Steve’s wife of 40 years, Rhea Lyn, is involved in the ginning business as well. She started working with Steve in 1992 by running the scales at the gin, and today she sells and markets cotton at their office in Ralls, Texas. Steve said while their kids were growing up, Rhea Lyn would often go back and forth between work and pep rallies or other events for their kids.

“It takes an understanding from family in this business,” Steve said. “We miss a few ball games, and maybe a stock show here and there, but we make sacrifices and our family understands. They’ve supported me through it.”

Tony said he feels being a part of a family in the ginning business has given him an advantage over someone who may not
have grown up around it. However, he said young people are becoming more familiar through internships and programs that different organizations offer in the industry.

Tony said he is introducing young people to the industry starting with his own children since they live in the house across the street from the gin.

“People ask why we want to live there so close to the gin, and I tell them it keeps the kids close when work gets busy,” Tony said. “Also, the kids learn about the industry, learn how to relate with people from interactions with farmers, and learn the business aspect of it all.”

Steve said he thought it was important to raise his kids around the ginning industry because he felt it was a good environment to teach his children about work and responsibility.

“It teaches them a lot about responsibility,” Steve said,” and if there is a job worth doing, it needs to be done right.”

For Steve and Tony themselves, they said growing up around the industry provided them with many fond memories.

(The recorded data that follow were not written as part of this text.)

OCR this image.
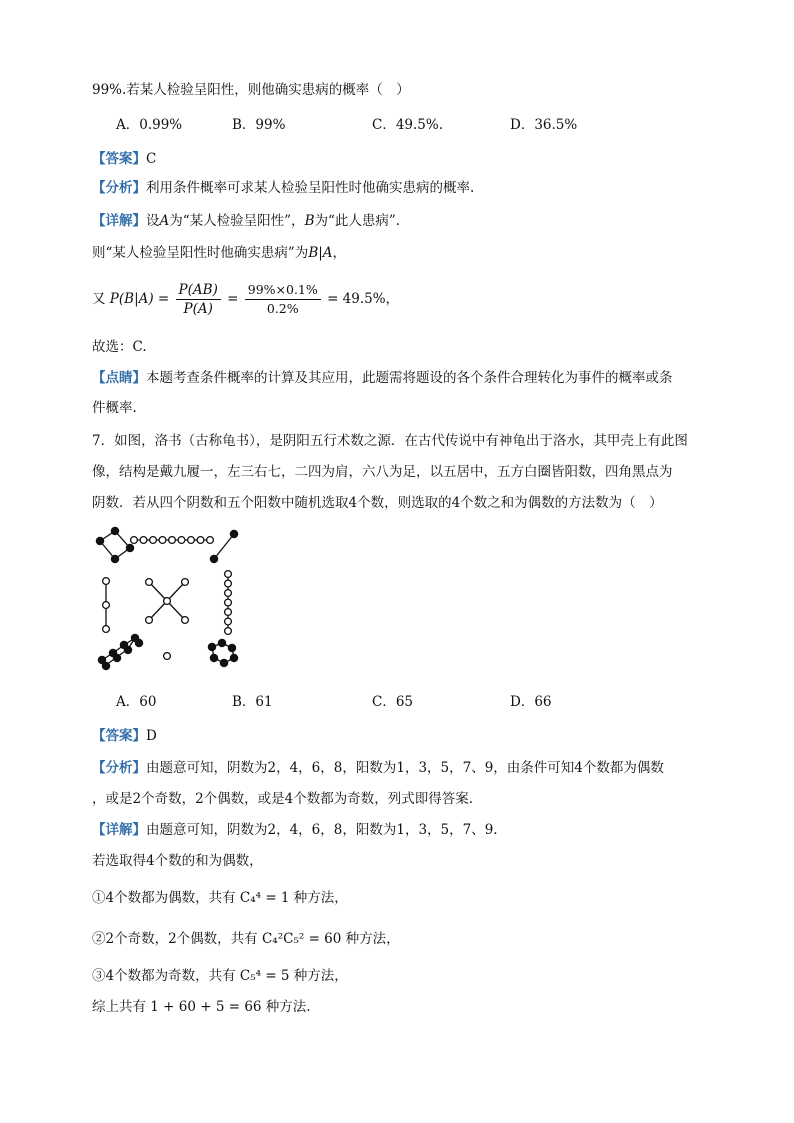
99%.若某人检验呈阳性，则他确实患病的概率（　）
A．0.99%	B．99%	C．49.5%.	D．36.5%
【答案】C
【分析】利用条件概率可求某人检验呈阳性时他确实患病的概率.
【详解】设A为“某人检验呈阳性”，B为“此人患病”.
则“某人检验呈阳性时他确实患病”为B|A，
又 $P(B|A) = \frac{P(AB)}{P(A)} = \frac{99\%\times 0.1\%}{0.2\%} = 49.5\%$，
故选：C.
【点睛】本题考查条件概率的计算及其应用，此题需将题设的各个条件合理转化为事件的概率或条
件概率.
7．如图，洛书（古称龟书），是阴阳五行术数之源．在古代传说中有神龟出于洛水，其甲壳上有此图
像，结构是戴九履一，左三右七，二四为肩，六八为足，以五居中，五方白圈皆阳数，四角黑点为
阴数．若从四个阴数和五个阳数中随机选取4个数，则选取的4个数之和为偶数的方法数为（　）
A．60	B．61	C．65	D．66
【答案】D
【分析】由题意可知，阴数为2，4，6，8，阳数为1，3，5，7、9，由条件可知4个数都为偶数
，或是2个奇数，2个偶数，或是4个数都为奇数，列式即得答案.
【详解】由题意可知，阴数为2，4，6，8，阳数为1，3，5，7、9.
若选取得4个数的和为偶数，
①4个数都为偶数，共有 C₄⁴ = 1 种方法，
②2个奇数，2个偶数，共有 C₄²C₅² = 60 种方法，
③4个数都为奇数，共有 C₅⁴ = 5 种方法，
综上共有 1 + 60 + 5 = 66 种方法.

Steve said his favorite memory is working long nights with his father in the gin yard one Christmas, and Tony said his favorite memories were learning to drive module trucks and starting to work in the gin when he got old enough and learning more about what all went into the process of ginning.
Throughout all of their years in the ginning business, the Newtons have seen many technological changes, specifically in computer controls and bale accounting systems, Steve said.

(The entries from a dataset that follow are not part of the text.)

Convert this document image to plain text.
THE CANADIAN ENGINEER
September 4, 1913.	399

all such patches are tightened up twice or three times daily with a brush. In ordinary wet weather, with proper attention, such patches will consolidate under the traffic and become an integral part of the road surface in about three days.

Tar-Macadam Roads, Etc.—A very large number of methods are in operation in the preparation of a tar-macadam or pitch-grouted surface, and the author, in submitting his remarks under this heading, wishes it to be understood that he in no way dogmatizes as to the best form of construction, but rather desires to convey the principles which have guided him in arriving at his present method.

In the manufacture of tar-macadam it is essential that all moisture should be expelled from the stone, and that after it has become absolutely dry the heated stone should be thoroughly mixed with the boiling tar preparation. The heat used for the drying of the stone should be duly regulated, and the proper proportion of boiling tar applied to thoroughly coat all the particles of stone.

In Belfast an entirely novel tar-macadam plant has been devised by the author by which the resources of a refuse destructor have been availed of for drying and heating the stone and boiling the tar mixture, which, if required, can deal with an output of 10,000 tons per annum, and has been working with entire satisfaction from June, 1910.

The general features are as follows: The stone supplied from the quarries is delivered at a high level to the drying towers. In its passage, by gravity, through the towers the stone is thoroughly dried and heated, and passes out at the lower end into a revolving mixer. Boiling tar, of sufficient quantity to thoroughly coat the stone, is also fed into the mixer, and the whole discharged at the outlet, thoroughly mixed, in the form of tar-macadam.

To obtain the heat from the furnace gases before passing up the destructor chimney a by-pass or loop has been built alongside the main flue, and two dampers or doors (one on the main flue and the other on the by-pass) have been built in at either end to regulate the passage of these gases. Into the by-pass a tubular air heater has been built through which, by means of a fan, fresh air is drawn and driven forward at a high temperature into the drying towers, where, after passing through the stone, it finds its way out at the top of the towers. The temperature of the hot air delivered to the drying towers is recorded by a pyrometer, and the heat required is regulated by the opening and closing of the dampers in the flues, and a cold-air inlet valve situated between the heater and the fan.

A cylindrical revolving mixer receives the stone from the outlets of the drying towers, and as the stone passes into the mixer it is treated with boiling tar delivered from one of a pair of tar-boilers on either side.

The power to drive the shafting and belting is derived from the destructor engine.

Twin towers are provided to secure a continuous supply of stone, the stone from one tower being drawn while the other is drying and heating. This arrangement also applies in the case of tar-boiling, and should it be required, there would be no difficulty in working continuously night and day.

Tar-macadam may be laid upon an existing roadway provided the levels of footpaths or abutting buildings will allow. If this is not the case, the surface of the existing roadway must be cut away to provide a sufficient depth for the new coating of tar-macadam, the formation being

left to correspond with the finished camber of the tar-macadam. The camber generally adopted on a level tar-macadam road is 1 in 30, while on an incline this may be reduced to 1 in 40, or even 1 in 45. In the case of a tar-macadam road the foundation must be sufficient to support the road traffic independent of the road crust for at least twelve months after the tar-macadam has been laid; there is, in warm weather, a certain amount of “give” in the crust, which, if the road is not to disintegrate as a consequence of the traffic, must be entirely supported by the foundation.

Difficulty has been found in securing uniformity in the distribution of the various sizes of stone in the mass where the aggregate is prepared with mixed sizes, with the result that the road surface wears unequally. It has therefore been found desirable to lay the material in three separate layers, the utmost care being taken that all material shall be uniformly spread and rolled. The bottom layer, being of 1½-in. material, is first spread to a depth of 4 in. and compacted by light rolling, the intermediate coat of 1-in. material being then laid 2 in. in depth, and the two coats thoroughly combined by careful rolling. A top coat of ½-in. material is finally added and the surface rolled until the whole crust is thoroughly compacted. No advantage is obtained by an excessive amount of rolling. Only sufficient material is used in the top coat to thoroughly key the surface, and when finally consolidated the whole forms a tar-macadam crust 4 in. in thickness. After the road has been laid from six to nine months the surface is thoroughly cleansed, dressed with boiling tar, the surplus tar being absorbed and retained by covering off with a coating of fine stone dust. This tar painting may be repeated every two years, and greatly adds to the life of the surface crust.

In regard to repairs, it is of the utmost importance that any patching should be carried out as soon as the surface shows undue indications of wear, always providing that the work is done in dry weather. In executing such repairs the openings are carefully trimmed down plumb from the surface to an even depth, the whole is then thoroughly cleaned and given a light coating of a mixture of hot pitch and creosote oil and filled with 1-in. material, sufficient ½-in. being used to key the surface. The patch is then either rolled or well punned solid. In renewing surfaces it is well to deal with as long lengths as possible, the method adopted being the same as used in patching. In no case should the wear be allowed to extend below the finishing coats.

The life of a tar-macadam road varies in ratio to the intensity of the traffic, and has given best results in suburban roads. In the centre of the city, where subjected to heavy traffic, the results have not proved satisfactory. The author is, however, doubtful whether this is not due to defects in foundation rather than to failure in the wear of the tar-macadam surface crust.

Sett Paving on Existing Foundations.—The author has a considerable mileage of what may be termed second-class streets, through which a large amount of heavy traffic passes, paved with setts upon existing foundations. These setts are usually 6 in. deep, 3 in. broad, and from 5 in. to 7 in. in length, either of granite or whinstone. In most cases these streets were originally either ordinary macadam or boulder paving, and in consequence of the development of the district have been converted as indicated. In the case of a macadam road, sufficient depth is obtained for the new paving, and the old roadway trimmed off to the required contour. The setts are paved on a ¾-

“When I first started, 20 bales an hour was good,” Steve said. “Now, 60 to 80 bales an hour is good. It’s gotten bigger and faster, and the speed of computerization has been a huge change.”

Another change Steve has seen was when TELCOT, an electronic marketing system, was developed by PCCA in the mid-1970s. Steve said PCCA has been a big help to him and to other ginners in the industry through all of the services offered. There has also been a fair share of challenges for the Newtons though, including rules and regulations, labor, costs, and uncertainty. To get through the occasional hard time, Steve said they hold their costs down and try to pay back as much money as they can to the farmers.

“The cooperative way is to keep what you need to operate and then give the rest back,” Steve said. Another aspect that helps in tough times is the quality of employees, he said.

“In all of the years I’ve been in this business, I have been blessed to have great employees,” Steve said. “It is so important to have people you can depend on and will do the job whether you have to tell them to or not.” The Newtons said they also support one another by communicating every day.

“Sometimes I can answer his questions and sometimes I can’t,” Steve said, “but we talk every day just like I talked to my dad every day.” Steve also said he is proud to follow in his father’s footsteps, and he is proud of his own son for carrying on the tradition.

“It makes me proud,” Steve said. “My dad was proud that I chose to be in this business, and I am proud that my son chose to be in it, too.”

If the legacy continues and Tony’s children, who are ages five, three, and 18 months, decide to work in the business someday, then the Newtons will be ginning cotton for five generations. Only time will tell, but they seem very hopeful in the continuation of the family tradition.